Chemical potential using Boltzmann equation

[Mikhail_MR]

Homework Statement

I must calculate chemical potential using the Boltzmann equation in relaxation time approximation $$f=f^0-\tau v_z^2 \partial f^0/\partial z,$$ where $f^0$ is given as
$$f^0 = 2(\frac{m}{2\pi\hbar})^3 \frac{1}{\exp{\beta(z)(\frac{mv^2}{2}-\mu(z))}+1}$$
I have to consider only heat current without electrical current.

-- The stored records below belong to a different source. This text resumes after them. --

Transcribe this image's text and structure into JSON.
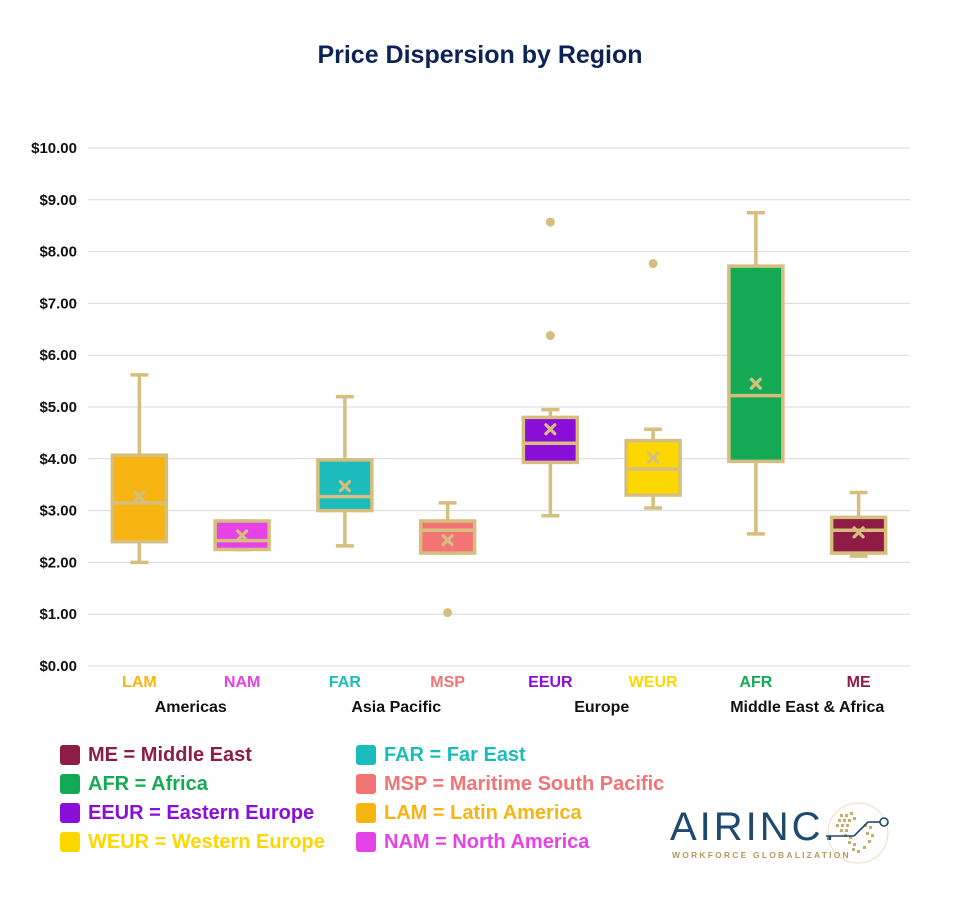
{
  "chart_data": {
    "type": "box",
    "title": "Price Dispersion by Region",
    "ylim": [
      0,
      10
    ],
    "ytick_labels": [
      "$0.00",
      "$1.00",
      "$2.00",
      "$3.00",
      "$4.00",
      "$5.00",
      "$6.00",
      "$7.00",
      "$8.00",
      "$9.00",
      "$10.00"
    ],
    "grid": true,
    "categories": [
      "LAM",
      "NAM",
      "FAR",
      "MSP",
      "EEUR",
      "WEUR",
      "AFR",
      "ME"
    ],
    "groups": [
      {
        "label": "Americas",
        "categories": [
          "LAM",
          "NAM"
        ]
      },
      {
        "label": "Asia Pacific",
        "categories": [
          "FAR",
          "MSP"
        ]
      },
      {
        "label": "Europe",
        "categories": [
          "EEUR",
          "WEUR"
        ]
      },
      {
        "label": "Middle East & Africa",
        "categories": [
          "AFR",
          "ME"
        ]
      }
    ],
    "series": [
      {
        "category": "LAM",
        "color": "#f7b514",
        "min": 2.0,
        "q1": 2.4,
        "median": 3.15,
        "q3": 4.07,
        "max": 5.62,
        "mean": 3.27,
        "outliers": []
      },
      {
        "category": "NAM",
        "color": "#e542e8",
        "min": 2.25,
        "q1": 2.25,
        "median": 2.42,
        "q3": 2.8,
        "max": 2.8,
        "mean": 2.52,
        "outliers": []
      },
      {
        "category": "FAR",
        "color": "#1cbcbc",
        "min": 2.32,
        "q1": 3.0,
        "median": 3.27,
        "q3": 3.98,
        "max": 5.2,
        "mean": 3.47,
        "outliers": []
      },
      {
        "category": "MSP",
        "color": "#f27474",
        "min": 2.18,
        "q1": 2.18,
        "median": 2.62,
        "q3": 2.8,
        "max": 3.15,
        "mean": 2.43,
        "outliers": [
          1.03
        ]
      },
      {
        "category": "EEUR",
        "color": "#8a0ed8",
        "min": 2.9,
        "q1": 3.93,
        "median": 4.3,
        "q3": 4.8,
        "max": 4.95,
        "mean": 4.57,
        "outliers": [
          6.38,
          8.57
        ]
      },
      {
        "category": "WEUR",
        "color": "#fcd800",
        "min": 3.05,
        "q1": 3.3,
        "median": 3.8,
        "q3": 4.35,
        "max": 4.57,
        "mean": 4.02,
        "outliers": [
          7.77
        ]
      },
      {
        "category": "AFR",
        "color": "#14a955",
        "min": 2.55,
        "q1": 3.95,
        "median": 5.22,
        "q3": 7.72,
        "max": 8.75,
        "mean": 5.45,
        "outliers": []
      },
      {
        "category": "ME",
        "color": "#8e1c45",
        "min": 2.12,
        "q1": 2.18,
        "median": 2.62,
        "q3": 2.87,
        "max": 3.35,
        "mean": 2.58,
        "outliers": []
      }
    ],
    "stroke_color": "#d6bf7e",
    "legend": [
      {
        "text": "ME = Middle East",
        "color": "#8e1c45"
      },
      {
        "text": "AFR = Africa",
        "color": "#14a955"
      },
      {
        "text": "EEUR = Eastern Europe",
        "color": "#8a0ed8"
      },
      {
        "text": "WEUR = Western Europe",
        "color": "#fcd800"
      },
      {
        "text": "FAR = Far East",
        "color": "#1cbcbc"
      },
      {
        "text": "MSP = Maritime South Pacific",
        "color": "#f27474"
      },
      {
        "text": "LAM = Latin America",
        "color": "#f7b514"
      },
      {
        "text": "NAM =  North America",
        "color": "#e542e8"
      }
    ]
  },
  "logo": {
    "word": "AIRINC.",
    "tagline": "WORKFORCE GLOBALIZATION"
  }
}
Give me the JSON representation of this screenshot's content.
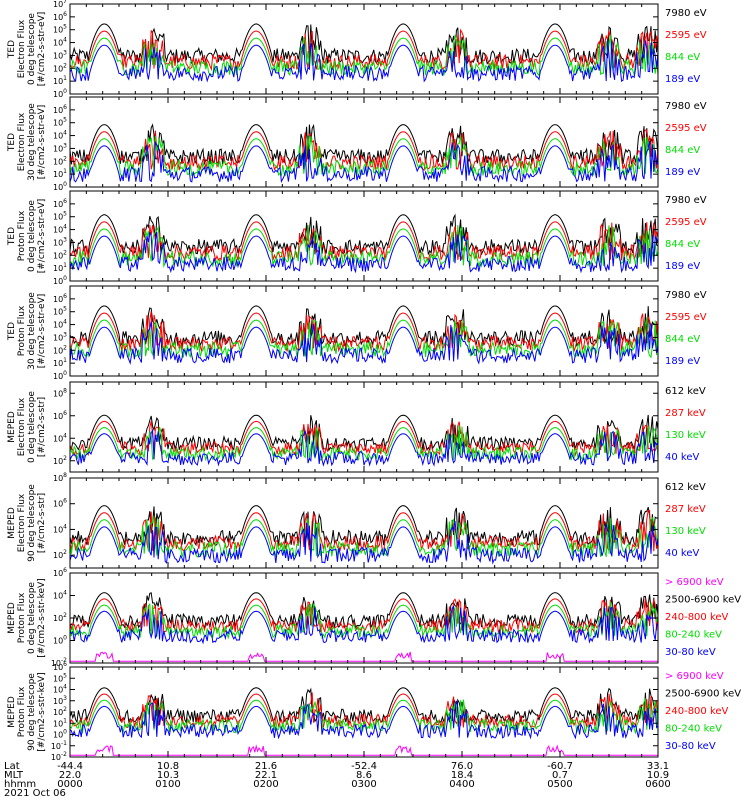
{
  "chart_data": [
    {
      "type": "line",
      "ylabel": [
        "TED",
        "Electron Flux",
        "0 deg telescope",
        "[#/cm2-s-str-eV]"
      ],
      "ylim_exp": [
        0,
        7
      ],
      "ytick_exps": [
        0,
        1,
        2,
        3,
        4,
        5,
        6,
        7
      ],
      "baseline_exp": 1.6,
      "series": [
        {
          "name": "7980 eV",
          "color": "#000000"
        },
        {
          "name": "2595 eV",
          "color": "#ff0000"
        },
        {
          "name": "844 eV",
          "color": "#00dd00"
        },
        {
          "name": "189 eV",
          "color": "#0000ff"
        }
      ]
    },
    {
      "type": "line",
      "ylabel": [
        "TED",
        "Electron Flux",
        "30 deg telescope",
        "[#/cm2-s-str-eV]"
      ],
      "ylim_exp": [
        0,
        7
      ],
      "ytick_exps": [
        0,
        1,
        2,
        3,
        4,
        5,
        6
      ],
      "baseline_exp": 1.0,
      "series": [
        {
          "name": "7980 eV",
          "color": "#000000"
        },
        {
          "name": "2595 eV",
          "color": "#ff0000"
        },
        {
          "name": "844 eV",
          "color": "#00dd00"
        },
        {
          "name": "189 eV",
          "color": "#0000ff"
        }
      ]
    },
    {
      "type": "line",
      "ylabel": [
        "TED",
        "Proton Flux",
        "0 deg telescope",
        "[#/cm2-s-str-eV]"
      ],
      "ylim_exp": [
        0,
        7
      ],
      "ytick_exps": [
        0,
        1,
        2,
        3,
        4,
        5,
        6
      ],
      "baseline_exp": 1.3,
      "series": [
        {
          "name": "7980 eV",
          "color": "#000000"
        },
        {
          "name": "2595 eV",
          "color": "#ff0000"
        },
        {
          "name": "844 eV",
          "color": "#00dd00"
        },
        {
          "name": "189 eV",
          "color": "#0000ff"
        }
      ]
    },
    {
      "type": "line",
      "ylabel": [
        "TED",
        "Proton Flux",
        "30 deg telescope",
        "[#/cm2-s-str-eV]"
      ],
      "ylim_exp": [
        0,
        7
      ],
      "ytick_exps": [
        0,
        1,
        2,
        3,
        4,
        5,
        6
      ],
      "baseline_exp": 1.6,
      "series": [
        {
          "name": "7980 eV",
          "color": "#000000"
        },
        {
          "name": "2595 eV",
          "color": "#ff0000"
        },
        {
          "name": "844 eV",
          "color": "#00dd00"
        },
        {
          "name": "189 eV",
          "color": "#0000ff"
        }
      ]
    },
    {
      "type": "line",
      "ylabel": [
        "MEPED",
        "Electron Flux",
        "0 deg telescope",
        "[#/cm2-s-str]"
      ],
      "ylim_exp": [
        1,
        9
      ],
      "ytick_exps": [
        2,
        4,
        6,
        8
      ],
      "baseline_exp": 2.2,
      "series": [
        {
          "name": "612 keV",
          "color": "#000000"
        },
        {
          "name": "287 keV",
          "color": "#ff0000"
        },
        {
          "name": "130 keV",
          "color": "#00dd00"
        },
        {
          "name": "40 keV",
          "color": "#0000ff"
        }
      ]
    },
    {
      "type": "line",
      "ylabel": [
        "MEPED",
        "Electron Flux",
        "90 deg telescope",
        "[#/cm2-s-str]"
      ],
      "ylim_exp": [
        1,
        8
      ],
      "ytick_exps": [
        2,
        4,
        6,
        8
      ],
      "baseline_exp": 2.0,
      "series": [
        {
          "name": "612 keV",
          "color": "#000000"
        },
        {
          "name": "287 keV",
          "color": "#ff0000"
        },
        {
          "name": "130 keV",
          "color": "#00dd00"
        },
        {
          "name": "40 keV",
          "color": "#0000ff"
        }
      ]
    },
    {
      "type": "line",
      "ylabel": [
        "MEPED",
        "Proton Flux",
        "0 deg telescope",
        "[#/cm2-s-str-keV]"
      ],
      "ylim_exp": [
        -2,
        6
      ],
      "ytick_exps": [
        -2,
        0,
        2,
        4,
        6
      ],
      "baseline_exp": 0.4,
      "series": [
        {
          "name": "> 6900 keV",
          "color": "#ff00ff"
        },
        {
          "name": "2500-6900 keV",
          "color": "#000000"
        },
        {
          "name": "240-800 keV",
          "color": "#ff0000"
        },
        {
          "name": "80-240 keV",
          "color": "#00dd00"
        },
        {
          "name": "30-80 keV",
          "color": "#0000ff"
        }
      ]
    },
    {
      "type": "line",
      "ylabel": [
        "MEPED",
        "Proton Flux",
        "90 deg telescope",
        "[#/cm2-s-str-keV]"
      ],
      "ylim_exp": [
        -2,
        6
      ],
      "ytick_exps": [
        -2,
        -1,
        0,
        1,
        2,
        3,
        4,
        5,
        6
      ],
      "baseline_exp": 0.3,
      "series": [
        {
          "name": "> 6900 keV",
          "color": "#ff00ff"
        },
        {
          "name": "2500-6900 keV",
          "color": "#000000"
        },
        {
          "name": "240-800 keV",
          "color": "#ff0000"
        },
        {
          "name": "80-240 keV",
          "color": "#00dd00"
        },
        {
          "name": "30-80 keV",
          "color": "#0000ff"
        }
      ]
    }
  ],
  "x_axis": {
    "row_labels": [
      "Lat",
      "MLT",
      "hhmm",
      "2021 Oct 06"
    ],
    "ticks": [
      {
        "lat": "-44.4",
        "mlt": "22.0",
        "hhmm": "0000"
      },
      {
        "lat": "10.8",
        "mlt": "10.3",
        "hhmm": "0100"
      },
      {
        "lat": "21.6",
        "mlt": "22.1",
        "hhmm": "0200"
      },
      {
        "lat": "-52.4",
        "mlt": "8.6",
        "hhmm": "0300"
      },
      {
        "lat": "76.0",
        "mlt": "18.4",
        "hhmm": "0400"
      },
      {
        "lat": "-60.7",
        "mlt": "0.7",
        "hhmm": "0500"
      },
      {
        "lat": "33.1",
        "mlt": "10.9",
        "hhmm": "0600"
      }
    ],
    "minor_per_major": 6
  },
  "pass_centers_hours": [
    0.35,
    1.9,
    3.4,
    4.95
  ],
  "aux_centers_hours": [
    0.85,
    2.45,
    3.95,
    5.5,
    5.9
  ]
}
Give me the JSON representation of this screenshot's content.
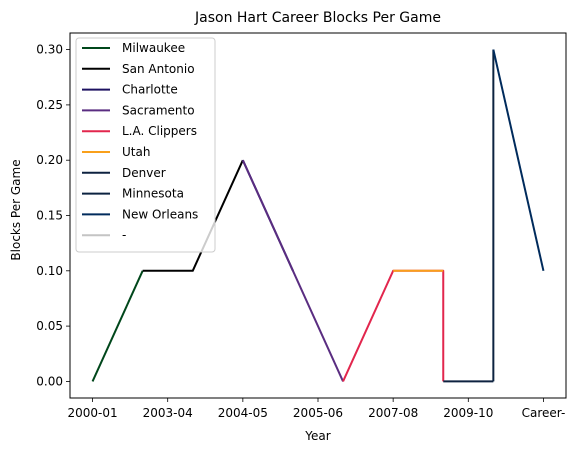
{
  "chart_data": {
    "type": "line",
    "title": "Jason Hart  Career Blocks Per Game",
    "xlabel": "Year",
    "ylabel": "Blocks Per Game",
    "x_tick_labels": [
      "2000-01",
      "2003-04",
      "2004-05",
      "2005-06",
      "2007-08",
      "2009-10",
      "Career-"
    ],
    "x_tick_positions": [
      0,
      1.5,
      3,
      4.5,
      6,
      7.5,
      9
    ],
    "y_ticks": [
      0.0,
      0.05,
      0.1,
      0.15,
      0.2,
      0.25,
      0.3
    ],
    "y_tick_labels": [
      "0.00",
      "0.05",
      "0.10",
      "0.15",
      "0.20",
      "0.25",
      "0.30"
    ],
    "xlim": [
      -0.45,
      9.45
    ],
    "ylim": [
      -0.015,
      0.315
    ],
    "legend_position": "top-left",
    "series": [
      {
        "name": "Milwaukee",
        "color": "#00471b",
        "points": [
          [
            0,
            0.0
          ],
          [
            1,
            0.1
          ]
        ]
      },
      {
        "name": "San Antonio",
        "color": "#000000",
        "points": [
          [
            1,
            0.1
          ],
          [
            2,
            0.1
          ],
          [
            3,
            0.2
          ]
        ]
      },
      {
        "name": "Charlotte",
        "color": "#1d1160",
        "points": [
          [
            3,
            0.2
          ],
          [
            4,
            0.1
          ]
        ]
      },
      {
        "name": "Sacramento",
        "color": "#5a2d81",
        "points": [
          [
            3,
            0.2
          ],
          [
            5,
            0.0
          ]
        ]
      },
      {
        "name": "L.A. Clippers",
        "color": "#e2264d",
        "points": [
          [
            5,
            0.0
          ],
          [
            6,
            0.1
          ],
          [
            7,
            0.1
          ],
          [
            7,
            0.0
          ]
        ]
      },
      {
        "name": "Utah",
        "color": "#f9a01b",
        "points": [
          [
            6,
            0.1
          ],
          [
            7,
            0.1
          ]
        ]
      },
      {
        "name": "Denver",
        "color": "#0e2240",
        "points": [
          [
            7,
            0.0
          ],
          [
            8,
            0.0
          ]
        ]
      },
      {
        "name": "Minnesota",
        "color": "#0c2340",
        "points": [
          [
            8,
            0.0
          ],
          [
            8,
            0.3
          ]
        ]
      },
      {
        "name": "New Orleans",
        "color": "#002b5c",
        "points": [
          [
            8,
            0.3
          ],
          [
            9,
            0.1
          ]
        ]
      },
      {
        "name": "-",
        "color": "#c4c4c4",
        "points": []
      }
    ]
  }
}
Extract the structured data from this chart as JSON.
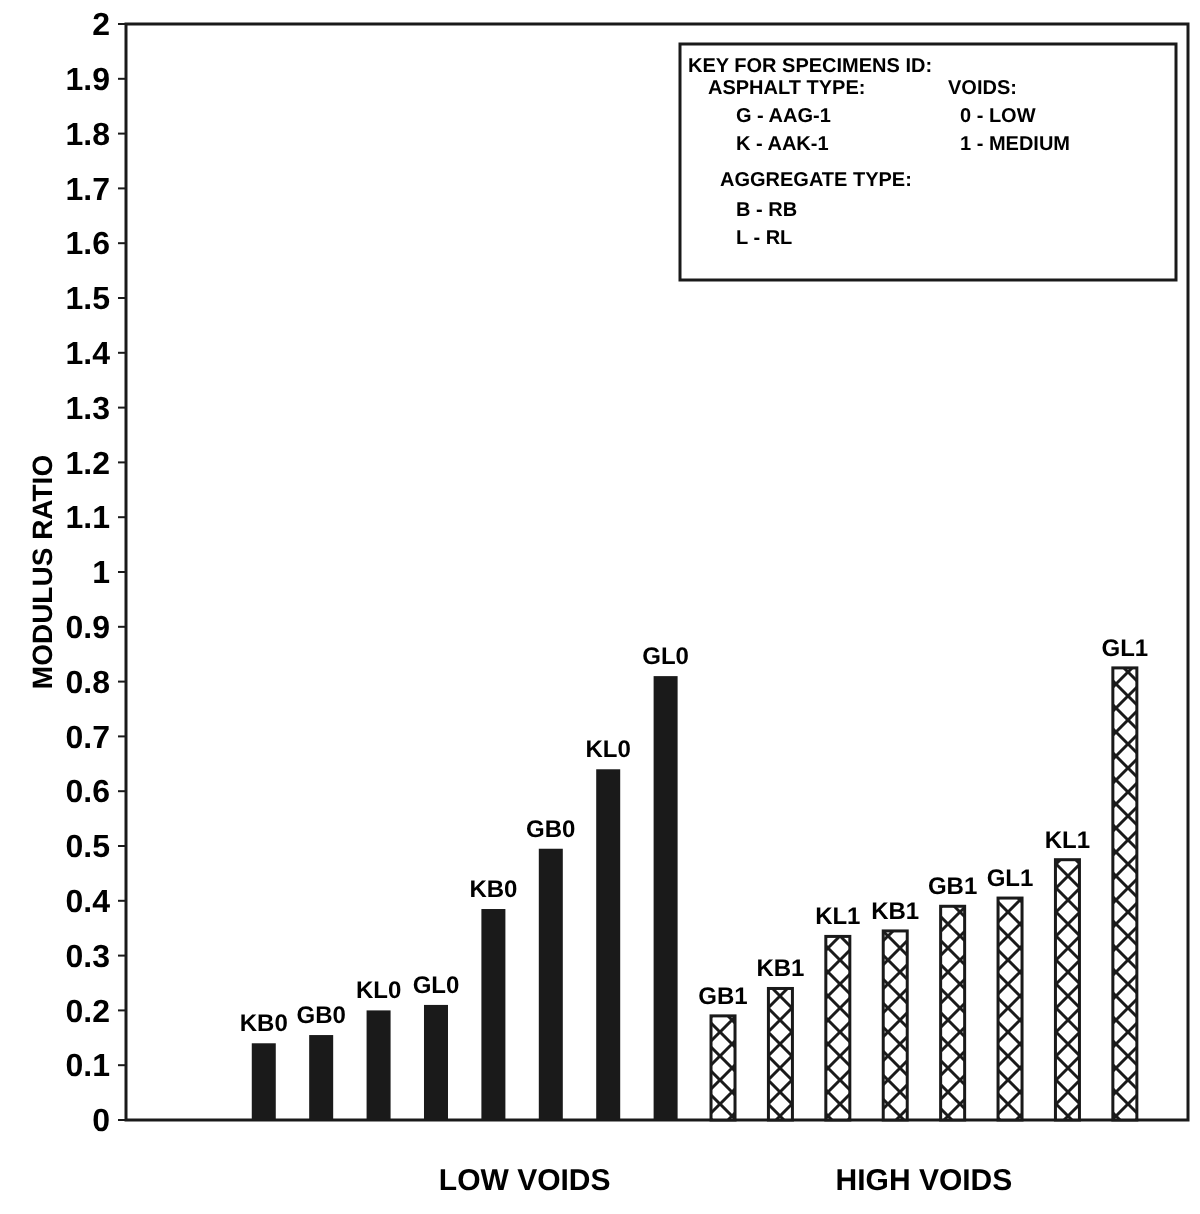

In this case, I can make use of $<v_z>=0$.

Homework Equations

$0=<v_z>=\int d^3 v (v_z f^0 - \tau v_z^2 \partial f^0/\partial z)$. I can also use the limit $\mu \beta \gg 1$ and $I_n=\int_{-\infty}^{+\infty} dx x^n \frac{e^x}{(e^x+1)^2}$ with $I_0=1, ~I_1=0, ~I_2=\pi^2 / 3$

The Attempt at a Solution

Because I have velocity only in $z$ direction, I can calculate the first integral
$$c_0 \int dv_z v_z \frac{1}{\exp{\beta (mv_z^2 / 2 - \mu)}+1} = c_0 \frac{\beta m v_z^2/2 - \ln(\exp{\beta m v_z^2 /2}+\exp{\beta \mu})}{\beta m}$$ Now I can make use of $\beta \mu \gg 1$ and I get $$c_0 (v_z^2/2-\mu/m)$$ with $c_0 = 2(\frac{m}{2\pi\hbar})^3$

To calculate the second integral I need to calculate the derivative first.
$$\partial f^0/ \partial z = - e^x /(e^x+1)^2 dx(v, z)/dz$$ with $x=\beta (m v^2 / 2 - \mu)$
$$\Rightarrow \partial f^0/ \partial z = - e^x /(e^x+1)^2 [\mu d\beta / dz - m v^2/2 \cdot d\beta / dz - \beta d\mu /dz]$$

Now I must somehow get the form of the integrals $I_n$. But I do not see a way I can do it. Have I missed some step or is my attempt at a solution completely wrong?.

Any help would be appreciated

 

[Fred Wright]

I have the following suggestions:
1. For the integral$$\int_{-\infty}^\infty v_z f^0 dv_z$$make the substitution$$x=\beta \left ( \frac{m v_z^2}{2} - \mu \right ),$$express$f^0$ as$$f^0 =\frac{e^{-x}}{1 + e^{-x}},$$and observe that the integral has even symmetry about $v_z = 0$.
2. For the integral$$\int_{-\infty}^\infty \tau v_z^2 \frac{\partial f^0}{\partial z} dv_z$$make the same substitution for x and write$$\frac{\partial f^0}{\partial z}=\frac{\partial f^0}{\partial v_z} \frac{\partial v_z}{\partial z}$$ and observe that $\frac{\partial v_z}{\partial z}\approx \frac{1 }{\tau}$.